Erschienen in:
01.04.2011 | Originalien
Infrarotspektroskopie von alten Harnsteinen aus den Votivgaben der Wallfahrtskirche Grafrath
verfasst von:
Prof. Dr. C. Döhlemann, A. Ellert, M. Güntner, J. Durner, N. Gockerell, E. Meßmer, M. Vogeser
Erschienen in:
Die Urologie
|
Ausgabe 4/2011
Einloggen, um Zugang zu erhalten
Zusammenfassung
Hintergrund
Die Harnsteine, die als Votivgaben zur Wallfahrtskirche Grafrath gebracht wurden, bieten durch die Möglichkeit der Komponentenanalyse durch Infrarotspektroskopie Einblicke über die Harnsteinzusammensetzung der damaligen Harnsteinträger zu gewinnen. Es wurden 166 Proben an 139 Objekten (davon 5 Knochen, 4 Gipssteine), bei größeren Steinen z. T. in mehreren Schichten, abgenommen.
Material und Methode
Bei 127 Harnsteinen wurden typische Harnsteinspektren gefunden und wurden einer Gruppe von 98 zugesandten Steinproben (77 männlich, 21 weiblich) aus den Jahren 2007/2008 gegenüber gestellt.
Ergebnisse
Das prozentuale Vorkommen von Ammoniumhydrogenurat (NH4U) war mit 68,0% in Grafrath deutlich höher als in der Kontrollgruppe 2007/2008 (1,0%), während das der Harnsäure sich nur wenig unterschied. Die Oxalate Whewellit (Whe) und Weddelit (Wed) waren damals deutlich seltener (Whe 18,1%–69,4%, Wed 7,9%–26,5%).
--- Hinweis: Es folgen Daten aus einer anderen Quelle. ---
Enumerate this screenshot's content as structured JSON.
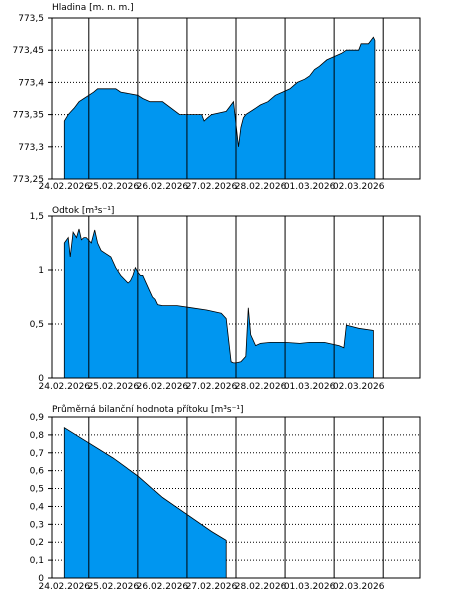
{
  "chart_data": [
    {
      "type": "area",
      "title": "Hladina [m. n. m.]",
      "xlabel": "",
      "ylabel": "",
      "x_ticks": [
        "24.02.2026",
        "25.02.2026",
        "26.02.2026",
        "27.02.2026",
        "28.02.2026",
        "01.03.2026",
        "02.03.2026"
      ],
      "x_range_days": [
        -0.25,
        7.25
      ],
      "ylim": [
        773.25,
        773.5
      ],
      "y_ticks": [
        "773,25",
        "773,3",
        "773,35",
        "773,4",
        "773,45",
        "773,5"
      ],
      "grid": true,
      "color": "#0096f0",
      "x": [
        0,
        0.08,
        0.14,
        0.2,
        0.3,
        0.4,
        0.5,
        0.6,
        0.68,
        1.0,
        1.05,
        1.15,
        1.5,
        1.6,
        1.75,
        2.0,
        2.35,
        2.8,
        2.85,
        2.92,
        3.0,
        3.3,
        3.45,
        3.5,
        3.55,
        3.6,
        3.65,
        3.7,
        3.9,
        4.0,
        4.15,
        4.3,
        4.45,
        4.6,
        4.75,
        4.9,
        5.0,
        5.1,
        5.2,
        5.35,
        5.5,
        5.65,
        5.75,
        6.0,
        6.05,
        6.2,
        6.3,
        6.33
      ],
      "y": [
        773.34,
        773.35,
        773.355,
        773.36,
        773.37,
        773.375,
        773.38,
        773.385,
        773.39,
        773.39,
        773.39,
        773.385,
        773.38,
        773.375,
        773.37,
        773.37,
        773.35,
        773.35,
        773.34,
        773.345,
        773.35,
        773.355,
        773.37,
        773.335,
        773.3,
        773.33,
        773.345,
        773.35,
        773.36,
        773.365,
        773.37,
        773.38,
        773.385,
        773.39,
        773.4,
        773.405,
        773.41,
        773.42,
        773.425,
        773.435,
        773.44,
        773.445,
        773.45,
        773.45,
        773.46,
        773.46,
        773.47,
        773.465
      ]
    },
    {
      "type": "area",
      "title": "Odtok [m³s⁻¹]",
      "xlabel": "",
      "ylabel": "",
      "x_ticks": [
        "24.02.2026",
        "25.02.2026",
        "26.02.2026",
        "27.02.2026",
        "28.02.2026",
        "01.03.2026",
        "02.03.2026"
      ],
      "x_range_days": [
        -0.25,
        7.25
      ],
      "ylim": [
        0,
        1.5
      ],
      "y_ticks": [
        "0",
        "0,5",
        "1",
        "1,5"
      ],
      "grid": true,
      "color": "#0096f0",
      "x": [
        0,
        0.08,
        0.12,
        0.18,
        0.25,
        0.3,
        0.35,
        0.4,
        0.45,
        0.55,
        0.62,
        0.68,
        0.75,
        0.85,
        0.95,
        1.05,
        1.15,
        1.3,
        1.35,
        1.4,
        1.45,
        1.5,
        1.55,
        1.6,
        1.75,
        1.8,
        1.85,
        1.9,
        2.0,
        2.3,
        2.6,
        2.9,
        3.2,
        3.3,
        3.4,
        3.45,
        3.5,
        3.6,
        3.7,
        3.75,
        3.8,
        3.9,
        4.0,
        4.2,
        4.5,
        4.8,
        5.0,
        5.3,
        5.6,
        5.7,
        5.75,
        6.0,
        6.3
      ],
      "y": [
        1.25,
        1.3,
        1.12,
        1.35,
        1.3,
        1.38,
        1.28,
        1.3,
        1.3,
        1.25,
        1.37,
        1.25,
        1.18,
        1.15,
        1.12,
        1.02,
        0.95,
        0.88,
        0.9,
        0.95,
        1.02,
        0.98,
        0.95,
        0.95,
        0.8,
        0.75,
        0.73,
        0.68,
        0.67,
        0.67,
        0.65,
        0.63,
        0.6,
        0.55,
        0.15,
        0.14,
        0.14,
        0.15,
        0.2,
        0.65,
        0.4,
        0.3,
        0.32,
        0.33,
        0.33,
        0.32,
        0.33,
        0.33,
        0.3,
        0.28,
        0.49,
        0.46,
        0.44
      ]
    },
    {
      "type": "area",
      "title": "Průměrná bilanční hodnota přítoku [m³s⁻¹]",
      "xlabel": "",
      "ylabel": "",
      "x_ticks": [
        "24.02.2026",
        "25.02.2026",
        "26.02.2026",
        "27.02.2026",
        "28.02.2026",
        "01.03.2026",
        "02.03.2026"
      ],
      "x_range_days": [
        -0.25,
        7.25
      ],
      "ylim": [
        0,
        0.9
      ],
      "y_ticks": [
        "0",
        "0,1",
        "0,2",
        "0,3",
        "0,4",
        "0,5",
        "0,6",
        "0,7",
        "0,8",
        "0,9"
      ],
      "grid": true,
      "color": "#0096f0",
      "x": [
        0,
        1.0,
        1.5,
        2.0,
        3.0,
        3.3
      ],
      "y": [
        0.84,
        0.67,
        0.57,
        0.45,
        0.26,
        0.21
      ]
    }
  ]
}
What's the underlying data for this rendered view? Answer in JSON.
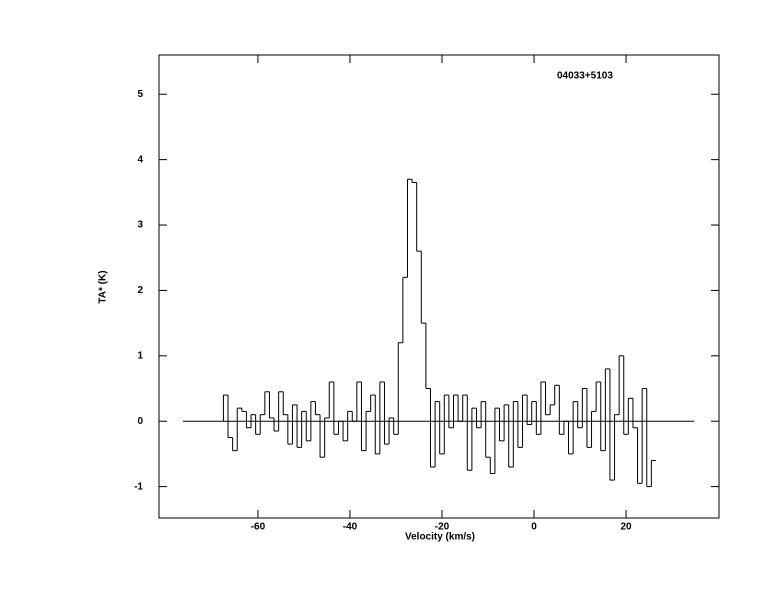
{
  "chart_data": {
    "type": "step",
    "annotation": "04033+5103",
    "xlabel": "Velocity (km/s)",
    "ylabel": "TA* (K)",
    "xlim": [
      -81.5,
      40.2
    ],
    "ylim": [
      -1.48,
      5.6
    ],
    "xticks": [
      -60,
      -40,
      -20,
      0,
      20
    ],
    "yticks": [
      -1,
      0,
      1,
      2,
      3,
      4,
      5
    ],
    "color": "#000000",
    "baseline": {
      "x": [
        -76.3,
        34.8
      ],
      "y": [
        0,
        0
      ]
    },
    "x": [
      -67,
      -66,
      -65,
      -64,
      -63,
      -62,
      -61,
      -60,
      -59,
      -58,
      -57,
      -56,
      -55,
      -54,
      -53,
      -52,
      -51,
      -50,
      -49,
      -48,
      -47,
      -46,
      -45,
      -44,
      -43,
      -42,
      -41,
      -40,
      -39,
      -38,
      -37,
      -36,
      -35,
      -34,
      -33,
      -32,
      -31,
      -30,
      -29,
      -28,
      -27,
      -26,
      -25,
      -24,
      -23,
      -22,
      -21,
      -20,
      -19,
      -18,
      -17,
      -16,
      -15,
      -14,
      -13,
      -12,
      -11,
      -10,
      -9,
      -8,
      -7,
      -6,
      -5,
      -4,
      -3,
      -2,
      -1,
      0,
      1,
      2,
      3,
      4,
      5,
      6,
      7,
      8,
      9,
      10,
      11,
      12,
      13,
      14,
      15,
      16,
      17,
      18,
      19,
      20,
      21,
      22,
      23,
      24,
      25,
      26
    ],
    "values": [
      0.4,
      -0.25,
      -0.45,
      0.2,
      0.15,
      -0.1,
      0.1,
      -0.2,
      0.1,
      0.45,
      0.05,
      -0.15,
      0.45,
      0.1,
      -0.35,
      0.25,
      -0.4,
      0.15,
      -0.3,
      0.3,
      0.1,
      -0.55,
      0.05,
      0.6,
      -0.2,
      0.0,
      -0.3,
      0.15,
      0.0,
      0.6,
      -0.45,
      0.15,
      0.4,
      -0.5,
      0.6,
      -0.35,
      0.05,
      -0.2,
      1.2,
      2.2,
      3.7,
      3.65,
      2.6,
      1.5,
      0.5,
      -0.7,
      0.3,
      -0.5,
      0.4,
      -0.1,
      0.4,
      0.0,
      0.4,
      -0.75,
      0.2,
      -0.1,
      0.3,
      -0.55,
      -0.8,
      0.2,
      -0.3,
      0.25,
      -0.7,
      0.3,
      -0.4,
      0.4,
      -0.05,
      0.3,
      -0.2,
      0.6,
      0.1,
      0.25,
      0.55,
      -0.2,
      0.0,
      -0.5,
      0.3,
      -0.1,
      0.5,
      -0.4,
      0.15,
      0.6,
      -0.45,
      0.8,
      -0.9,
      0.1,
      1.0,
      -0.2,
      0.35,
      -0.1,
      -0.95,
      0.5,
      -1.0,
      -0.6
    ]
  }
}
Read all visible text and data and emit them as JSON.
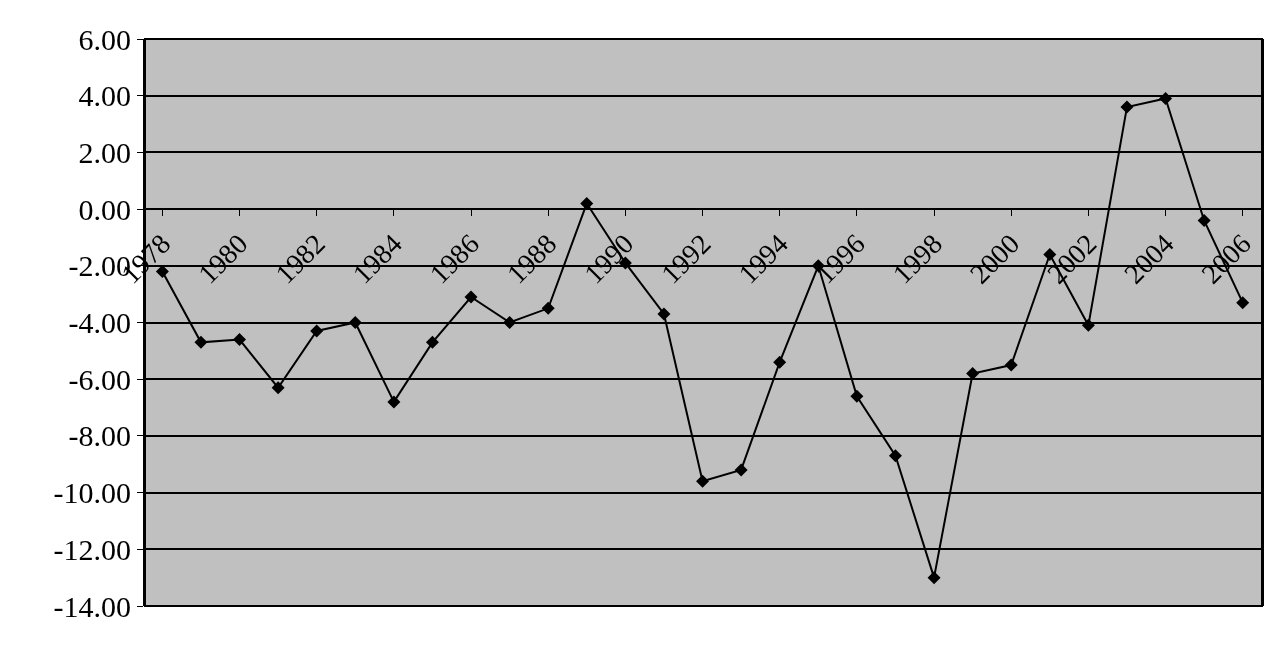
{
  "chart_data": {
    "type": "line",
    "categories": [
      "1978",
      null,
      "1980",
      null,
      "1982",
      null,
      "1984",
      null,
      "1986",
      null,
      "1988",
      null,
      "1990",
      null,
      "1992",
      null,
      "1994",
      null,
      "1996",
      null,
      "1998",
      null,
      "2000",
      null,
      "2002",
      null,
      "2004",
      null,
      "2006"
    ],
    "series": [
      {
        "color": "#000000",
        "values": [
          -2.2,
          -4.7,
          -4.6,
          -6.3,
          -4.3,
          -4.0,
          -6.8,
          -4.7,
          -3.1,
          -4.0,
          -3.5,
          0.2,
          -1.9,
          -3.7,
          -9.6,
          -9.2,
          -5.4,
          -2.0,
          -6.6,
          -8.7,
          -13.0,
          -5.8,
          -5.5,
          -1.6,
          -4.1,
          3.6,
          3.9,
          -0.4,
          -3.3
        ]
      }
    ],
    "ylim": [
      -14,
      6
    ],
    "yticks": [
      {
        "value": -14,
        "label": "-14.00"
      },
      {
        "value": -12,
        "label": "-12.00"
      },
      {
        "value": -10,
        "label": "-10.00"
      },
      {
        "value": -8,
        "label": "-8.00"
      },
      {
        "value": -6,
        "label": "-6.00"
      },
      {
        "value": -4,
        "label": "-4.00"
      },
      {
        "value": -2,
        "label": "-2.00"
      },
      {
        "value": 0,
        "label": "0.00"
      },
      {
        "value": 2,
        "label": "2.00"
      },
      {
        "value": 4,
        "label": "4.00"
      },
      {
        "value": 6,
        "label": "6.00"
      }
    ],
    "grid": "y",
    "legend": false,
    "marker": "diamond",
    "line_style": "solid"
  }
}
Die Phosphate unterschieden sich in ihrer Zusammensetzung zu Gunsten von Brushit bei den alten Harnsteinen.Der hohe NH4U-Gehalt der Harnsteine von Grafrath ist vergleichbar mit den NH4U-Komponenten der Sammlung aus Norwich vor 1900 und der Harnsteine aus endemischen Harnsteingebieten unterentwickelter Länder, wie Nordost-Thailand. Angaben über Alter, Geschlecht und Art des Abgangs finden sich in Grafrath nur indirekt durch die dort vorliegenden Mirakelbücher (1444–1728) mit 12.131 Eintragungen der Gebetserhörungen, davon 1165=8,6% mit urologischen Leiden. Über 70% der Harnsteinkranken waren Kinder, z. T schon vor dem 2. Lebensjahr.
Schlussfolgerung
Grafrath mit dem Einzugsgebieten Oberbayern, Schwaben kann anhand der hohen NH4U-Komponenten als ein endemisches Blasensteingebiet angesehen werden, mit häufigem Auftreten im frühen Kindesalter. Frühe Mehlbreibeikost, mangelndes Stillen und relativer Eiweißmangel könnten eine Ursache sein.